Fall on the Farm

Sometimes I feel like I am part squirrel during the autumn months. I know it isn't technically fall yet, but that doesn't keep a farm from having "fall-like" chores. I couldn't choose topics specifically on this blustery afternoon, as the variety of things we have going on here is just too diverse! Introducing my life this weekend in pictures:

Potatoes curing on the table in the carport for future meals.

Potatoes curing on the table in the carport for future meals.

First up, potatoes. The kids and I dug up the potatoes in the patch this weekend. I leave them sitting out on a table for a few days (no washing the dirt off) so that they "cure" for winter storage. This conglomeration of starchy yumminess will last us through the holidays for sure. 

I must mention that when you dig up potatoes, it's fairly certain that you will hit a few with the shovel as you work. I seemed particularly on target this weekend slicing and dicing several, so we are having potatoes for dinner tonight. It is important to not have any cuts or bruises on the potatoes you plan to store because they will rot all the others. This inspection takes time, but it is well worth the effort to have your own potatoes through the winter months. 

Breakfast burritos for the next two weeks. 

Breakfast burritos for the next two weeks. 

Next up- meal prep. I cooked and prepped a ridiculous amount of food this weekend! I can't tell you how much stress this saves during the week when meals are ready to go. These burritos are an easy warm up in the morning as we race to school and work. 

I stick extras of these meals in the freezer and just pull them out when we need them. Making lunches can be exhausting, stressful and expensive unless you think ahead. 

Poppy and Flax seed drying on the counter for next year.

Poppy and Flax seed drying on the counter for next year.

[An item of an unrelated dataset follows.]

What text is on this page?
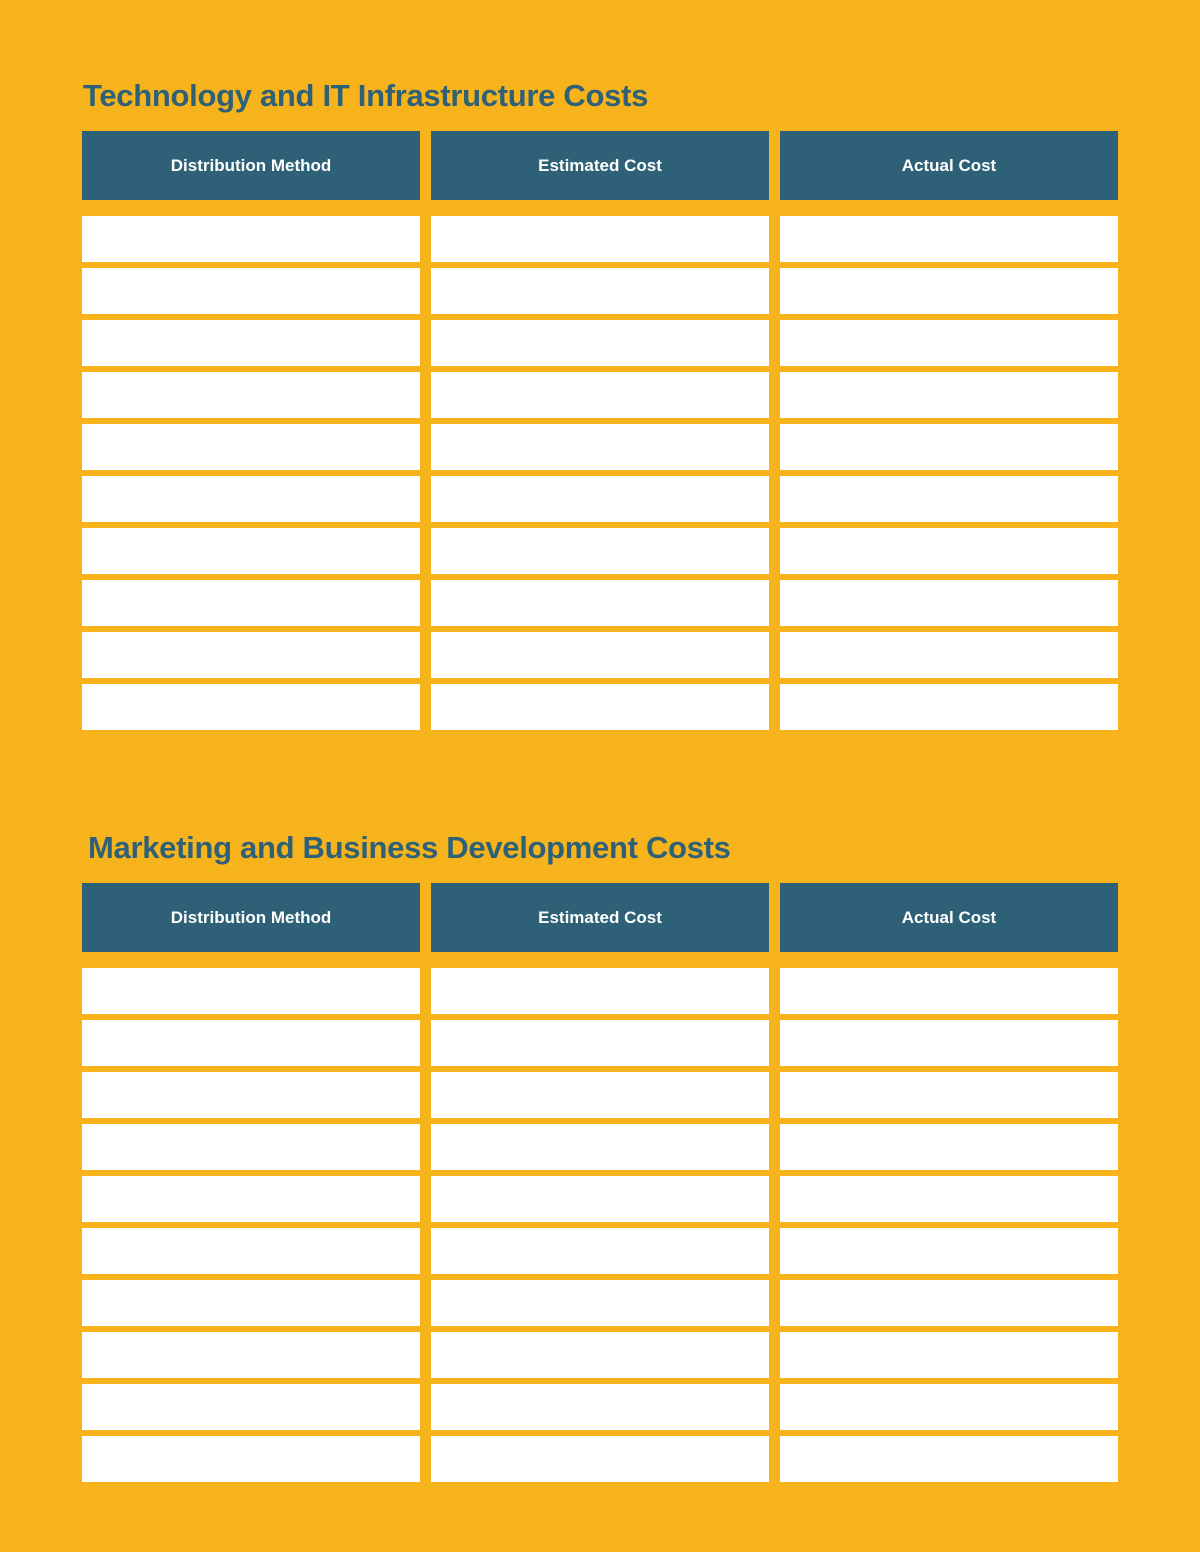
Technology and IT Infrastructure Costs
Distribution Method	Estimated Cost	Actual Cost
Marketing and Business Development Costs
Distribution Method	Estimated Cost	Actual Cost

Next- seed saving. I told you I was a squirrel right? I save all kinds of seeds as they turn on the flower heads. After they dry, I put them in ventilated containers and stick them in the refrigerator. This is called "stratification." It is like simulating winter for the seeds. I pull them out of the fridge when I am ready to plant. 

The honey bees love the sunflowers that line the gravel driveway to our house. We have hundreds of sunflowers along the lane. I purchased these little mesh bags from the Dollar Store to help salvage the seeds from the eager birds visiting the bee garden. The bags allow the air to flow and dry the heads while protecting the heads from hungry birds. There are PLENTY of left over seed heads for our feathered friends and I will enjoy using the seeds next year in the garden. The  seed heads in the bucket will dry in the basement this winter and guarantee a pretty garden next year!

The pumpkins along the lane are changing colors with the seasons. The honey bees have worked their magic pollinating carving pumpkins, gourds and all sorts of zucchini plants. This harvest will come in a few weeks (hopefully) as the first frost settles in. Besides the pumpkins, we have grapes, peppers and tomatoes left on the list to harvest and tuck away. It's a good thing that work gives us a break from farming during the week right?